Caching and Efficiency¶
Pollux's context caching uploads content once and reuses it across prompts, turning redundant re-uploads into cheap cache references.
The Redundant-Context Problem¶
Without caching, asking multiple questions about the same content resends it every time:
Question 1: [video tokens] + [question 1] → [answer 1]
Question 2: [video tokens] + [question 2] → [answer 2]
Question 3: [video tokens] + [question 3] → [answer 3]
For a 1-hour video (~946,800 tokens), asking 5 questions means transmitting ~4.7M input tokens — even though the video content is identical each time.
With caching:
Upload: [video tokens] → cached
Question 1: [cache ref] + [question 1] → [answer 1]
Question 2: [cache ref] + [question 2] → [answer 2]
Question 3: [cache ref] + [question 3] → [answer 3]
Now you transmit the full content once, plus a small cache reference per question. Savings compound with each additional prompt.
Quantifying the Savings¶
def compare_efficiency(video_tokens: int, num_questions: int) -> None:
"""Compare token usage between naive and cached approaches."""

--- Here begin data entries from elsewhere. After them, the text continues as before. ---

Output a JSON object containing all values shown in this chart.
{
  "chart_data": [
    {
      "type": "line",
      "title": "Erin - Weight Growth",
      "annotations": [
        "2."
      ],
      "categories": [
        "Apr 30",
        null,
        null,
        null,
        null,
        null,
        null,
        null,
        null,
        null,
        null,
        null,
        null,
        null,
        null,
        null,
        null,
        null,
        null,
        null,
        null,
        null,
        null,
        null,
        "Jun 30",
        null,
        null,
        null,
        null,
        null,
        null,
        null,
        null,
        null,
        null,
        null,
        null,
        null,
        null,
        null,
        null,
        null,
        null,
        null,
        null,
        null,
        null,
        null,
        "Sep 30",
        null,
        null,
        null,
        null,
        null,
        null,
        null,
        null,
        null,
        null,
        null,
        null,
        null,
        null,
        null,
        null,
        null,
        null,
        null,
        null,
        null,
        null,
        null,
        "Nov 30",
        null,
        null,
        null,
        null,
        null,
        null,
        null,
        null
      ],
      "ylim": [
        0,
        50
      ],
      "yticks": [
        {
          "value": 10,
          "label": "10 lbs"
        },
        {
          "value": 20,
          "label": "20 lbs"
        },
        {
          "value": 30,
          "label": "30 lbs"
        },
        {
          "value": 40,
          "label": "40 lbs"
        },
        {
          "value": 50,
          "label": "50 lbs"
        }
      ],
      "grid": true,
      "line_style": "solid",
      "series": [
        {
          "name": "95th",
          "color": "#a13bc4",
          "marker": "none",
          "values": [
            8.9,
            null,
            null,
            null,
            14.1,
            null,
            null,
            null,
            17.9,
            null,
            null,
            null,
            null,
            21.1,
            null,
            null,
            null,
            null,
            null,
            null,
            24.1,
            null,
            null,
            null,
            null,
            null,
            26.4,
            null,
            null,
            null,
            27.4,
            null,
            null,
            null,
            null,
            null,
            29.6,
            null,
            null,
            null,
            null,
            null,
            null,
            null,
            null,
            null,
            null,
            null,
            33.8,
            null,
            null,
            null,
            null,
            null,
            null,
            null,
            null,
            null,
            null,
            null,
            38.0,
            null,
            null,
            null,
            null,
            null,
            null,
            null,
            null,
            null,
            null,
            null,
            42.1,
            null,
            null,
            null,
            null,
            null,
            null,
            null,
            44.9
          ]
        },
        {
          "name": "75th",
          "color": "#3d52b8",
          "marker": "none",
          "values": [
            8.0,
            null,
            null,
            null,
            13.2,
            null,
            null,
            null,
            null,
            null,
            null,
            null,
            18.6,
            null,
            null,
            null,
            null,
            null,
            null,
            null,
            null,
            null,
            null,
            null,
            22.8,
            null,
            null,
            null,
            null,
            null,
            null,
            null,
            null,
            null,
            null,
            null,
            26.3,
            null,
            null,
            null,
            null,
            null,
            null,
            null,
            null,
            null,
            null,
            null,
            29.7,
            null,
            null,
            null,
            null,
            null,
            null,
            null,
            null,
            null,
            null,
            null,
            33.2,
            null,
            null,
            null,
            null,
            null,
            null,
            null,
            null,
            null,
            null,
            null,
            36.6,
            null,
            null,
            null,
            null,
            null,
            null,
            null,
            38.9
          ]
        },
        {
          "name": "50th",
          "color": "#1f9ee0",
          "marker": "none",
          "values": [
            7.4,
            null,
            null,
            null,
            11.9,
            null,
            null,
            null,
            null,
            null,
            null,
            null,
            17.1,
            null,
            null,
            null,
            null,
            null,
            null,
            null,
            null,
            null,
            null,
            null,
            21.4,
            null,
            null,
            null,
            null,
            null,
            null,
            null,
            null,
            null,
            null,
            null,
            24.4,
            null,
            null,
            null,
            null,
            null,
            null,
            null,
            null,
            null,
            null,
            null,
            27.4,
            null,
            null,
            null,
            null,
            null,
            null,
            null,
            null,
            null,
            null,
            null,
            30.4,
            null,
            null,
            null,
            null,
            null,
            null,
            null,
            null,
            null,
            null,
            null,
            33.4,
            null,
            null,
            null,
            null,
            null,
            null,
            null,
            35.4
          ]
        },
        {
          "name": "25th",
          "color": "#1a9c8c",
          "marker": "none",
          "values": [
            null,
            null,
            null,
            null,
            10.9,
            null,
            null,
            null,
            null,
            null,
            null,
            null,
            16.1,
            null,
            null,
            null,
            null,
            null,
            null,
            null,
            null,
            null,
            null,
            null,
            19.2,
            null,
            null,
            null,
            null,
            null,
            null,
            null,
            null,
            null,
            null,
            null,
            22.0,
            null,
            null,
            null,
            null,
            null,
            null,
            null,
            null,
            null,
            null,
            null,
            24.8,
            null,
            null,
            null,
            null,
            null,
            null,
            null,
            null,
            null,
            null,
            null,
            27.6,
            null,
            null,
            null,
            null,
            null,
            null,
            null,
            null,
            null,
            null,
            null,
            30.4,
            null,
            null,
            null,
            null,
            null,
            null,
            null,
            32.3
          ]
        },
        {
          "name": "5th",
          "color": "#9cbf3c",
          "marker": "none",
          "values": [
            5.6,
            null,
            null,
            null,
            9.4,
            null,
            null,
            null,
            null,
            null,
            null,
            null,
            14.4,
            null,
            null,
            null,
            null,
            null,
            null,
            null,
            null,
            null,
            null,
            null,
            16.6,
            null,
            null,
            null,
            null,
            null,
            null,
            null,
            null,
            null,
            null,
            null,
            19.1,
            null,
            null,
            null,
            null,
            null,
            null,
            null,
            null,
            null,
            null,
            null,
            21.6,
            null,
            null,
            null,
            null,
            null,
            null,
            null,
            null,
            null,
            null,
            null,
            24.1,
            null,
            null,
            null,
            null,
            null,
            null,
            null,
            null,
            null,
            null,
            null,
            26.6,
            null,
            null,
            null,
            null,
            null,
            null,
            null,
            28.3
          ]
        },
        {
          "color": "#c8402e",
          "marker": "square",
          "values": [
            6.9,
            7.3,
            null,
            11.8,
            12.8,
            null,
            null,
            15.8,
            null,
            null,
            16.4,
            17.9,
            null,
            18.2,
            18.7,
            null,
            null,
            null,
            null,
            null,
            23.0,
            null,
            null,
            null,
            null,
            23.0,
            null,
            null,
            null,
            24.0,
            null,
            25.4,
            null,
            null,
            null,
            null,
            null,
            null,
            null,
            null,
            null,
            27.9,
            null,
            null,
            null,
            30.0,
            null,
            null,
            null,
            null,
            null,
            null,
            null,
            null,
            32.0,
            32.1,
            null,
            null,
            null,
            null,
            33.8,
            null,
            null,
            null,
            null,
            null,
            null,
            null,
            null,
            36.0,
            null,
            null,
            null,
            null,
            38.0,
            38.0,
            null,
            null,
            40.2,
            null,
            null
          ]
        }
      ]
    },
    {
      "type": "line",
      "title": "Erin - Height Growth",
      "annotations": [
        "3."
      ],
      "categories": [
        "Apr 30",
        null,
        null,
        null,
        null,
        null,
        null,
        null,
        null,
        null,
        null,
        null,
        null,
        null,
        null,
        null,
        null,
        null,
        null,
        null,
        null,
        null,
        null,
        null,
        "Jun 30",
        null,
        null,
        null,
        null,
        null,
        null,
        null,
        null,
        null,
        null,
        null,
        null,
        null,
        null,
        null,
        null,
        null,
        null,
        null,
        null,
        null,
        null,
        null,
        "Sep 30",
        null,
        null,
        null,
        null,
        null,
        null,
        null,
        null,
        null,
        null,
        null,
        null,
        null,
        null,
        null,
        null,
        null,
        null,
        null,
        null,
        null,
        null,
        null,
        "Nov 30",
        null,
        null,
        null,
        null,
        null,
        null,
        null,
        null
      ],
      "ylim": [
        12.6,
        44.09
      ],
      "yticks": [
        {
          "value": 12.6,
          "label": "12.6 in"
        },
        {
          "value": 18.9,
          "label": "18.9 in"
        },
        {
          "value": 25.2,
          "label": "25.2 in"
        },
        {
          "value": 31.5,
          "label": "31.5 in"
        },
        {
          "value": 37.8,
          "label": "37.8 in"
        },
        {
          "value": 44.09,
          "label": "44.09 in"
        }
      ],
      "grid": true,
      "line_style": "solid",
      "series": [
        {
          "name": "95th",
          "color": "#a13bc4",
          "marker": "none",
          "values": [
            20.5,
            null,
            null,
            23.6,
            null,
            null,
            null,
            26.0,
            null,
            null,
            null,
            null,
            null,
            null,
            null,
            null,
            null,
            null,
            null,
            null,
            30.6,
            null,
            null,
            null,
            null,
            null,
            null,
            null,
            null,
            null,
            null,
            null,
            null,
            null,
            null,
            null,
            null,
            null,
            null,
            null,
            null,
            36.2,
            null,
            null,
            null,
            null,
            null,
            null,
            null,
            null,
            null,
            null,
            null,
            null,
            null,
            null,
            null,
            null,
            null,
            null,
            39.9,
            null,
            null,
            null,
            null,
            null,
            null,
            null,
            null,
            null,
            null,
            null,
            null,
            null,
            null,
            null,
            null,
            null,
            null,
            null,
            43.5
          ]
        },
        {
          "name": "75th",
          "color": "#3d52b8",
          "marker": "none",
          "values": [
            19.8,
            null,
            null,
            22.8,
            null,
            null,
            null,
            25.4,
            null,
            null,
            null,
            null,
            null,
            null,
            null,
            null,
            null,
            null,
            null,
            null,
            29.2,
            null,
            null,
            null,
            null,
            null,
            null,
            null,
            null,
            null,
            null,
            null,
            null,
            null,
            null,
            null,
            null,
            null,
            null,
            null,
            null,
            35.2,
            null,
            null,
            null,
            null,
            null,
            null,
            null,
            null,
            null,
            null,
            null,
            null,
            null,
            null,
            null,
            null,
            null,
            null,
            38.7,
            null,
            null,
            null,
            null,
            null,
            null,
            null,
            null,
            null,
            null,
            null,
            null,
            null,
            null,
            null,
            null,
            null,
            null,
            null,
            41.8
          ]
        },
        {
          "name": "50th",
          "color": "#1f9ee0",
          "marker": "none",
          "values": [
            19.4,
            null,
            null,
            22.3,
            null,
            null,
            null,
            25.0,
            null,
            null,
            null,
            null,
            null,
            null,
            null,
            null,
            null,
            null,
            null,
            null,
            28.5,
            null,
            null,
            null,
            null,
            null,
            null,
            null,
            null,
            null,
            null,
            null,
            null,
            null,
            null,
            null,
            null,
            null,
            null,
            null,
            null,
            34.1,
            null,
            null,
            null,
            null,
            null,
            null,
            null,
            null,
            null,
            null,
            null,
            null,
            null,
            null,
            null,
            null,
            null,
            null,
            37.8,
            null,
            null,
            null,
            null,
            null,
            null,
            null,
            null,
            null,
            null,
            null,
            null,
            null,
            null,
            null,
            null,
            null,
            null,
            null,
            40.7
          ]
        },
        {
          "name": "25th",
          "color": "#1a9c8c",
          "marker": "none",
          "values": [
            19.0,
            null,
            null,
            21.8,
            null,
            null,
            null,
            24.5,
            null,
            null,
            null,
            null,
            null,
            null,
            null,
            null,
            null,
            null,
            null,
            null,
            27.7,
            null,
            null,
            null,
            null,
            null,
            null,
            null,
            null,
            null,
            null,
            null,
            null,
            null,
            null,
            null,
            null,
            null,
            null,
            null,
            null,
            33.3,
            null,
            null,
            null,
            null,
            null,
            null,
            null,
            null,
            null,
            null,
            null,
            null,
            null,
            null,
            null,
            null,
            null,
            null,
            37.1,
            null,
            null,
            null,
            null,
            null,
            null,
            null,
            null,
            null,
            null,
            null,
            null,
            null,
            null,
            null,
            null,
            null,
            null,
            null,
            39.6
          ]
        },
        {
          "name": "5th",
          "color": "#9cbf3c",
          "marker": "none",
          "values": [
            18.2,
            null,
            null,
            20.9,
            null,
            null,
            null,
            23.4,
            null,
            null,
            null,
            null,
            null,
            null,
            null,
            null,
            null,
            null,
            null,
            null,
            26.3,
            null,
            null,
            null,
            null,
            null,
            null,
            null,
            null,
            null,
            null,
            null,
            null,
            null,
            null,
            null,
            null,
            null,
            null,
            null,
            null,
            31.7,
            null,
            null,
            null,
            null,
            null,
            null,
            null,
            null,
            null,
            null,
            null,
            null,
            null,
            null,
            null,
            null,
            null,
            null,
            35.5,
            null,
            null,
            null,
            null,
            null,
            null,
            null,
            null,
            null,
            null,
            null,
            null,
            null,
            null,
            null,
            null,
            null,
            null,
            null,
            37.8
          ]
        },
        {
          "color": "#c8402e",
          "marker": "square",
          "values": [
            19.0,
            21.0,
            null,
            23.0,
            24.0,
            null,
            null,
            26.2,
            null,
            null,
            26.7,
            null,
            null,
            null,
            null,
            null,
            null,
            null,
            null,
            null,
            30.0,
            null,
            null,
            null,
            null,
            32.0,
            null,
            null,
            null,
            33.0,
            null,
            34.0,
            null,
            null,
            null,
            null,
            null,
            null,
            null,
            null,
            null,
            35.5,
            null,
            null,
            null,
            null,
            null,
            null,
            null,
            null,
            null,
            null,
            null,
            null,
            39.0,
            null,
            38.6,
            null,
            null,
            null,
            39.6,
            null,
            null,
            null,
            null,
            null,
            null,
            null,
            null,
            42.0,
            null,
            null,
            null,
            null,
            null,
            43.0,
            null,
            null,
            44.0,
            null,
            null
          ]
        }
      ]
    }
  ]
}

question_tokens = 50 # Average question length
answer_tokens = 100 # Average answer length
# Naive: send full context each time
naive_total = num_questions * (video_tokens + question_tokens + answer_tokens)
# Cached: send context once, reference thereafter
cached_total = video_tokens + num_questions * (question_tokens + answer_tokens)
savings = naive_total - cached_total
savings_pct = (savings / naive_total) * 100
print(f"Questions: {num_questions}")
print(f"Naive approach: {naive_total:,} tokens")
print(f"Cached approach: {cached_total:,} tokens")
print(f"Savings: {savings:,} tokens ({savings_pct:.1f}%)")
# Example: 1-hour video, 10 questions
compare_efficiency(946_800, 10)
# Savings: 8,521,200 tokens (90.0%)
More questions on the same content = greater savings.
Enabling Caching¶
import asyncio
from pollux import Config, Source, run_many
async def main() -> None:
config = Config(
provider="gemini",
model="gemini-2.5-flash-lite",
enable_caching=True,
ttl_seconds=3600,
)
prompts = ["Summarize in one sentence.", "List 3 keywords."]
sources = [Source.from_text("Caching demo: shared context text.")]
first = await run_many(prompts=prompts, sources=sources, config=config)
second = await run_many(prompts=prompts, sources=sources, config=config)
print("first:", first["status"])
print("second:", second["status"])
print("cache_used:", second.get("metrics", {}).get("cache_used"))
asyncio.run(main())
Pollux computes cache identity from model + source content hash. The second call reuses the cached context automatically.
Cache Identity¶
Cache keys are deterministic: hash(model + content hashes of sources).
This means:
- Same content, different file paths → same cache key. Renaming or moving a file doesn't invalidate the cache.
- Different models → different cache keys. A cache created for
gemini-2.5-flash-litewon't be reused forgemini-2.5-pro. - Content changes → new cache key. Editing a source file produces a fresh cache entry.
Single-Flight Protection¶
When multiple concurrent calls target the same cache key (common in fan-out workloads), Pollux deduplicates the creation call — only one coroutine performs the upload, and others await the same result. This eliminates duplicate uploads without requiring caller-side coordination.
Verifying Cache Reuse¶
Check metrics.cache_used on subsequent calls:
True— provider confirmed cache hitFalse— full upload (first call, or cache expired)
Keep prompts and sources stable between runs when comparing warm vs reuse behavior. Usage counters are provider-dependent.
When Caching Pays Off¶
Caching is most effective when:
- Sources are large — video, long PDFs, multi-image sets
- Prompt sets are repeated — fan-out workflows with 3+ prompts per source
- Reuse happens within TTL — default 3600s; tune via
ttl_seconds
Caching adds overhead for single-prompt, small-source calls. Start without caching and enable it when you see repeated context in your workload.
Provider Dependency¶
Context caching is Gemini-only in v1.0. Enabling it with OpenAI raises a clear error. See Provider Capabilities for the full matrix.